特許文献2では、ヒト口腔内及び漬物から単離した乳酸菌の菌株を、S.mutansの生育やバイオフィルム形成を抑制する口腔用組成物や口腔内バイオフィルム形成抑制剤等とすることが開示されている。
【0005】
また、特許文献3では、ナットウキナーゼに、ミュータンス菌(S.mutans)だけでなく、複数の口腔内病原菌種を含むバイオフィルムを除去し、口臭を改善する効果があること、このナットウキナーゼを含むナットウエキスと、ポリオキシエチレン硬化ヒマシ油を必須の成分としてなる口腔用組成物は歯石除去効果および口臭改善効果が高いこと等が開示されている。

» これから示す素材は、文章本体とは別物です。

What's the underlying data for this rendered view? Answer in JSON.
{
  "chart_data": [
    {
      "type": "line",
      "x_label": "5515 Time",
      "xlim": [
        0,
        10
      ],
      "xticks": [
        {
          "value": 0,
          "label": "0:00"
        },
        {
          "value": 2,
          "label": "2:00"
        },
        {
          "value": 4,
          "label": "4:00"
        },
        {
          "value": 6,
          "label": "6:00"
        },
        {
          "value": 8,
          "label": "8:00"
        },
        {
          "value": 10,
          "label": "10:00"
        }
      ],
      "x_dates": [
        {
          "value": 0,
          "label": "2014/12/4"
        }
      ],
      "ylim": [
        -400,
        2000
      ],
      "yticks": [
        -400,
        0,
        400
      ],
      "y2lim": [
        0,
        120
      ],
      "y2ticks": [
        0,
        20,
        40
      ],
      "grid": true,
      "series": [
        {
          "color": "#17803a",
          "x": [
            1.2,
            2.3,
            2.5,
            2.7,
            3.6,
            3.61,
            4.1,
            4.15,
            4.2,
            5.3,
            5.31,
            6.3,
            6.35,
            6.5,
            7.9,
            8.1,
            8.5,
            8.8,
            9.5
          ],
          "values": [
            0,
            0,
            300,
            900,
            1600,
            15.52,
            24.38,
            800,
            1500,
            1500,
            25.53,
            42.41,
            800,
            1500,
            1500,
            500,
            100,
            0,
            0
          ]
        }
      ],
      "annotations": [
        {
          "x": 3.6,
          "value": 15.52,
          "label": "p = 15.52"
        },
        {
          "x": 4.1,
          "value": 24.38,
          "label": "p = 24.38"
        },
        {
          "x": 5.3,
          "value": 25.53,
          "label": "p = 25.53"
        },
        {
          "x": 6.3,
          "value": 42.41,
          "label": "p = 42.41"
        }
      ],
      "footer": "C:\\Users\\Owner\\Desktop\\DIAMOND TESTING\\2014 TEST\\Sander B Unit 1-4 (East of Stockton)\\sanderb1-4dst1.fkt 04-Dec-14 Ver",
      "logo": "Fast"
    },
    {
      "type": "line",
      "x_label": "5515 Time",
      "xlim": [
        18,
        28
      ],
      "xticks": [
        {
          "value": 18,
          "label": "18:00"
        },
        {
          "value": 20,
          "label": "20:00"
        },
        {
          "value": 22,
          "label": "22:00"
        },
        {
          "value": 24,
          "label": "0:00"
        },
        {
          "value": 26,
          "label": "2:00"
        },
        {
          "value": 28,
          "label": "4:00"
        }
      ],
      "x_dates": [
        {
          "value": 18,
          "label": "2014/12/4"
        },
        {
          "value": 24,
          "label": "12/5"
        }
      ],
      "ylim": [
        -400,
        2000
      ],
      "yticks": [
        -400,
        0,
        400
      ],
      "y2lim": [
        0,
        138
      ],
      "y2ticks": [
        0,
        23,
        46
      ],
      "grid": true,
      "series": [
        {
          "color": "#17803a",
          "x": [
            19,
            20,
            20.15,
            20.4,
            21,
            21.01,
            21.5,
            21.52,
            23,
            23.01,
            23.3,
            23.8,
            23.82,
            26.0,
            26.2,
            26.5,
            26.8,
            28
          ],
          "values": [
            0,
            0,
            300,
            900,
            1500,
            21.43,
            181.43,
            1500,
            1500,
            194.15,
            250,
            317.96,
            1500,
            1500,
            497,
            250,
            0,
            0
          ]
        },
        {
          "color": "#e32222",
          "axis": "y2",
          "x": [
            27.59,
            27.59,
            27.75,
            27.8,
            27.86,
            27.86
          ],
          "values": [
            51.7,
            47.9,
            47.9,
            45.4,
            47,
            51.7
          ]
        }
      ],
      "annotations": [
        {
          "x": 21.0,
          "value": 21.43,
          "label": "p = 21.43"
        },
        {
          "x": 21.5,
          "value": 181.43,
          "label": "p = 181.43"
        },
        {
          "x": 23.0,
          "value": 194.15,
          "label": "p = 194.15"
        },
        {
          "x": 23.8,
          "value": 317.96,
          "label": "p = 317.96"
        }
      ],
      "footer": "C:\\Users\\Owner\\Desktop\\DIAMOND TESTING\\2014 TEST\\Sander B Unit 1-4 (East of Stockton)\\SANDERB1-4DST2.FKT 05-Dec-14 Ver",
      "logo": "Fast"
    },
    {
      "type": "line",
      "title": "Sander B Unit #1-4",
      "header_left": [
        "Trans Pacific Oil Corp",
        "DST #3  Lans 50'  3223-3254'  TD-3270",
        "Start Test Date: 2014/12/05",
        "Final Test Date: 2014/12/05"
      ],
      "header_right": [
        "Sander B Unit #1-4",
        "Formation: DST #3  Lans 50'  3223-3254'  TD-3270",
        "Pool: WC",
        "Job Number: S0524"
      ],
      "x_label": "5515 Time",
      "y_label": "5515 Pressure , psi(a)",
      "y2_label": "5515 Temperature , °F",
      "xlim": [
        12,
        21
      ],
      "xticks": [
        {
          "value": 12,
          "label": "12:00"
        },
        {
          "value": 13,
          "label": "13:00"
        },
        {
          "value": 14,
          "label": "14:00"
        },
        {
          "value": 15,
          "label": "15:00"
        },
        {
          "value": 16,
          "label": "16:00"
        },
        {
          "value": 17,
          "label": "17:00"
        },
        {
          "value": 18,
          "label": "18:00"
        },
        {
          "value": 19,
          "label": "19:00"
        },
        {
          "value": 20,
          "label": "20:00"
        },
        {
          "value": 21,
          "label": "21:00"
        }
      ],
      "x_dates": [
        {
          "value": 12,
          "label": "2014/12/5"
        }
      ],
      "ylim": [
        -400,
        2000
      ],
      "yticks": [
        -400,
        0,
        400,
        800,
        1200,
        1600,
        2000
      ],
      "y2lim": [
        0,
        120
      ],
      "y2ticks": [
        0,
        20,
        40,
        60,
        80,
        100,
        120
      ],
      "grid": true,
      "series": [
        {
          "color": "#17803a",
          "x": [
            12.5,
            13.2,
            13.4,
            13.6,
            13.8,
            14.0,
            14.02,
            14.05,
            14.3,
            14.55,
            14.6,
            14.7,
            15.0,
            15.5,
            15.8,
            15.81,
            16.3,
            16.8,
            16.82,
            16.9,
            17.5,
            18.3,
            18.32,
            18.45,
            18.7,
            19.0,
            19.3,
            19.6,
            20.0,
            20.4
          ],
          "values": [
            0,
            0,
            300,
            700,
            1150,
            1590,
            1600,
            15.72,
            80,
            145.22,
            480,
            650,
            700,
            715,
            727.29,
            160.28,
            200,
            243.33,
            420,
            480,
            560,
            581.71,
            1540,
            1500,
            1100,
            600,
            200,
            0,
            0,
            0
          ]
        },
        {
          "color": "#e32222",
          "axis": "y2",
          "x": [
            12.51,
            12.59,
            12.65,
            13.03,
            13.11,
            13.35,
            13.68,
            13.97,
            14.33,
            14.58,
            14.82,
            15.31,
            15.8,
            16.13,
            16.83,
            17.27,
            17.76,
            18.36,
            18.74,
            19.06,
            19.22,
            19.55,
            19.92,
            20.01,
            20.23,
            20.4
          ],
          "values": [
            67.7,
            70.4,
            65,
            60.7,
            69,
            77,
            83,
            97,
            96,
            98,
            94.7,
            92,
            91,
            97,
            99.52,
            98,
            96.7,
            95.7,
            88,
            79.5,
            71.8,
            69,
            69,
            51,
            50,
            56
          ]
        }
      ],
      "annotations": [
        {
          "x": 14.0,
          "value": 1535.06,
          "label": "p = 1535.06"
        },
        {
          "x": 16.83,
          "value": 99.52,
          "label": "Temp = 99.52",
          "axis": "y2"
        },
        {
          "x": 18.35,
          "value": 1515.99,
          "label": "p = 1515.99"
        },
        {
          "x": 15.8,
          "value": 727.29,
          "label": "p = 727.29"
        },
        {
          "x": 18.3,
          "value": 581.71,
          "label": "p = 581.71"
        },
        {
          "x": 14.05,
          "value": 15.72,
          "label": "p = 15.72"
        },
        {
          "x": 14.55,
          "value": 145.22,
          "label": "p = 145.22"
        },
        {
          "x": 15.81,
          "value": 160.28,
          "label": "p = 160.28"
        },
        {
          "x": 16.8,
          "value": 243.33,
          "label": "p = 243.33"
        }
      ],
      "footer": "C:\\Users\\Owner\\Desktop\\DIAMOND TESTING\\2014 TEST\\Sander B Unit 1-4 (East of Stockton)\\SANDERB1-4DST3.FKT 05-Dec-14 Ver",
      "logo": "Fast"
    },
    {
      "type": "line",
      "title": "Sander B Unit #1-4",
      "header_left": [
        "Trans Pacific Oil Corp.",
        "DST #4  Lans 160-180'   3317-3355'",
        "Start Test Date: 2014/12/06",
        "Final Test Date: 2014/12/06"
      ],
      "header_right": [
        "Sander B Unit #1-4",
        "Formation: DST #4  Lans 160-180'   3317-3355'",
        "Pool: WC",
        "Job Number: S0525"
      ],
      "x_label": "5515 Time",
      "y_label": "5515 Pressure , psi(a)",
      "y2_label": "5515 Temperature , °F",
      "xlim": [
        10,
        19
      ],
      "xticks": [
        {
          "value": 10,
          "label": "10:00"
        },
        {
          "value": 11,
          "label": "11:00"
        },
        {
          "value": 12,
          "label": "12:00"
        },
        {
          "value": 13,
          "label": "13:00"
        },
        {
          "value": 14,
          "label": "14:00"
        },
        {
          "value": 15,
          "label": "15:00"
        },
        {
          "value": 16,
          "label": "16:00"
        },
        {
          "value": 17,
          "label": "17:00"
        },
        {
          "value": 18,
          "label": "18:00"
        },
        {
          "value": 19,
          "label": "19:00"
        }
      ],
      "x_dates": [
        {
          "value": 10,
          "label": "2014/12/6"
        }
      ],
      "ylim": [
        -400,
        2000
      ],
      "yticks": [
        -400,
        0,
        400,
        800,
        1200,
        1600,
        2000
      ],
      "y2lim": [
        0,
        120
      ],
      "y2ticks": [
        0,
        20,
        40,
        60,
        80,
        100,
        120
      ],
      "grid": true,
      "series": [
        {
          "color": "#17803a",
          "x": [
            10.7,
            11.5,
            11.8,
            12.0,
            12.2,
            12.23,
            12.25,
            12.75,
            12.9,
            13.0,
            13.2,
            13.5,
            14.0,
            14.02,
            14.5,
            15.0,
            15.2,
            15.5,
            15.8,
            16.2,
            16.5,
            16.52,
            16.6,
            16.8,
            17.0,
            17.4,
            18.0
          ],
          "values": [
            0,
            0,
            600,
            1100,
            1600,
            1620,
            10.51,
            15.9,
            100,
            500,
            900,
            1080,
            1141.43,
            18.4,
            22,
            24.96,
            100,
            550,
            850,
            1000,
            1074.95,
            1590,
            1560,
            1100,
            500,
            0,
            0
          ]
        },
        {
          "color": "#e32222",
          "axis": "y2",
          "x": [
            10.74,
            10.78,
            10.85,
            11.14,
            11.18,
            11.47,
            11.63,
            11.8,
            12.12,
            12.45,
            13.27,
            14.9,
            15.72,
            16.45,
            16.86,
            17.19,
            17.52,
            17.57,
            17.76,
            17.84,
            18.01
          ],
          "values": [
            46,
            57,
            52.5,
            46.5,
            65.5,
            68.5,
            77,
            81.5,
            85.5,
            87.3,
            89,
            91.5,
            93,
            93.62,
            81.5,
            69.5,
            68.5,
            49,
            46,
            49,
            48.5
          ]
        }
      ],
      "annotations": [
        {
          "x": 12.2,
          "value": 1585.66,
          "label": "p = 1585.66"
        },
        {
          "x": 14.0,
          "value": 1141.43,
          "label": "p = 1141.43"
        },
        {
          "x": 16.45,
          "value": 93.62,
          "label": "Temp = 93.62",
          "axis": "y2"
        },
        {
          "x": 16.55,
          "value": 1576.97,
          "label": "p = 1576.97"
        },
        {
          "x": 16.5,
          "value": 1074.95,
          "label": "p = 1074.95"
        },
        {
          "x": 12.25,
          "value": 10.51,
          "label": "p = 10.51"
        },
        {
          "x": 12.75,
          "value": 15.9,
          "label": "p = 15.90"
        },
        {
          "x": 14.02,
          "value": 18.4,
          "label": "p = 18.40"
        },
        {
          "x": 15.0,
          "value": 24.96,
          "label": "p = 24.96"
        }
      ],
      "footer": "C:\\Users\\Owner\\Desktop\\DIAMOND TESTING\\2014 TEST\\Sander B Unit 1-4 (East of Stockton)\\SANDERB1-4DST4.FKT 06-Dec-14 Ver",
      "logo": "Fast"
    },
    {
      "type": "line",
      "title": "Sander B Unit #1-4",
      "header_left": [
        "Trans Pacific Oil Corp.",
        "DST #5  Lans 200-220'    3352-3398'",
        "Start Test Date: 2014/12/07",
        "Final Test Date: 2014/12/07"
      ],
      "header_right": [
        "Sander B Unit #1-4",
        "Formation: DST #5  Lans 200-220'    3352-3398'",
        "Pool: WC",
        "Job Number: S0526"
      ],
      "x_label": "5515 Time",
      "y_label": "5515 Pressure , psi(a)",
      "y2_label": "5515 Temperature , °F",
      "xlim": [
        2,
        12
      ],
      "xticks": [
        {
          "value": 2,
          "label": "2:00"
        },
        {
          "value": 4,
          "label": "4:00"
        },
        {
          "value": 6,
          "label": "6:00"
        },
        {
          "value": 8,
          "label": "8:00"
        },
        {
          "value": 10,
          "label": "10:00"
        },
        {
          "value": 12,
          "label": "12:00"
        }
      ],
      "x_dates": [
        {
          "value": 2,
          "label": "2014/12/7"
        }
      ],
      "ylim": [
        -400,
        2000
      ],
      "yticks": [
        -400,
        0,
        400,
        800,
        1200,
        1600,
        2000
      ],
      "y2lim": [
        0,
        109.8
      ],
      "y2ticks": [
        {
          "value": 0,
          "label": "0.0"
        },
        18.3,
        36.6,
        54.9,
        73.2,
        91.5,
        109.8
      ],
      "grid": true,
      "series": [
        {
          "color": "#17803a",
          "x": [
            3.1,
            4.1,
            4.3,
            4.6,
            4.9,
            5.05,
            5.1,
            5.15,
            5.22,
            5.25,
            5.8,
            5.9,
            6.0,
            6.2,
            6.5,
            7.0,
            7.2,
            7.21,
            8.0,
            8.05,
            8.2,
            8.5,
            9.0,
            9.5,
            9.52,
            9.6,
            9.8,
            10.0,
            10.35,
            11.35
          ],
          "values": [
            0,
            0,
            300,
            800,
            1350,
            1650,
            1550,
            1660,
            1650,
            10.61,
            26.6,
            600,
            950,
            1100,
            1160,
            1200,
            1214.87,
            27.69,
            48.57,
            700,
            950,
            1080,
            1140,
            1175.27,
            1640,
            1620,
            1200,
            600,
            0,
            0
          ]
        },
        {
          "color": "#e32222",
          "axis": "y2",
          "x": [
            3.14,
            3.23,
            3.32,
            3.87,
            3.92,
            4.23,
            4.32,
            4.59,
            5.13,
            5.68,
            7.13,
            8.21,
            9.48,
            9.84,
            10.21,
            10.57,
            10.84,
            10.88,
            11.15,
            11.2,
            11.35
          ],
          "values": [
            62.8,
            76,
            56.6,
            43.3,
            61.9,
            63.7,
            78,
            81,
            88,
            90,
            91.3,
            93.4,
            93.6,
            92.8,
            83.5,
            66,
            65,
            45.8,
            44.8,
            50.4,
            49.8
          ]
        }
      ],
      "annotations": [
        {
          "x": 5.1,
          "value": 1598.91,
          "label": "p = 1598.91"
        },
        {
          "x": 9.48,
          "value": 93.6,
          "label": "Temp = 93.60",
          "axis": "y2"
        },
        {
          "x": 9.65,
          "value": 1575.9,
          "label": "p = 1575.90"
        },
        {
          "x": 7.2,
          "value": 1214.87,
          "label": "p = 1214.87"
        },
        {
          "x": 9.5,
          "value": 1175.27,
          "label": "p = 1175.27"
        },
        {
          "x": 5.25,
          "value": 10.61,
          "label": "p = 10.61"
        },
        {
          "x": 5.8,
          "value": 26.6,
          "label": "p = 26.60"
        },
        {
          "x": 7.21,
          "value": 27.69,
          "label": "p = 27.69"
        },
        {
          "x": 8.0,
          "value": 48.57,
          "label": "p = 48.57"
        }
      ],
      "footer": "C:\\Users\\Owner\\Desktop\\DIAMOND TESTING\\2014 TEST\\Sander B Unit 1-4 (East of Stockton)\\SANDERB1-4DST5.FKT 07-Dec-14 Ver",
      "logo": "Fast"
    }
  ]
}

なお、特許文献4おいても豆類に納豆菌にて発酵させてできた納豆の粘質およびその成分がS.mutans(ミュータンス菌)の増殖、酸産生、産生した酸による歯の侵食、歯石形成能等を抑制することが記載されているが、この文献では、これらの具体的な効果は開示されていない。
【0006】
これらの文献に示されるように、様々な成分がう蝕原性菌であるS.mutansに特異的に作用するものとして開示されているが、より安全かつ効果的にう蝕の予防が可能な剤の提供が望まれている。
【先行技術文献】
【0007】

【特許文献1】特開2012-67018号公報
【特許文献2】特開2007-117064号公報
【特許文献3】特開2011-126819号公報
【特許文献4】特開2010-124772号公報
【発明の概要】
【発明が解決しようとする課題】
【0008】
口腔常在菌に影響を及ぼさない、新たなう蝕予防剤の提供を課題とする。
【課題を解決するための手段】
【0009】
本発明者らは、上記課題を解決するために鋭意研究を行った結果、納豆、納豆分離菌、または納豆分離菌培養濾液を作用させることで、う蝕原性菌によるバイオフィルムの形成を抑制できることを見出し、本発明を完成するに至った。これにより、安全かつ効果的にう蝕、う蝕を起因とする疾病等の予防、治療が可能となる。
【0010】
すなわち、本発明は次の(1)~(4)のバイオフィルム形成抑制剤等に関する。
(1)納豆、納豆分離菌、及び納豆分離菌培養濾液からなる群から選ばれるいずれかひとつ以上を有効成分として含むバイオフィルム形成抑制剤。
(2)納豆分離菌培養濾液に含まれる10kDa未満の低分子画分を有効成分とする上記(1)に記載のバイオフィルム形成抑制剤。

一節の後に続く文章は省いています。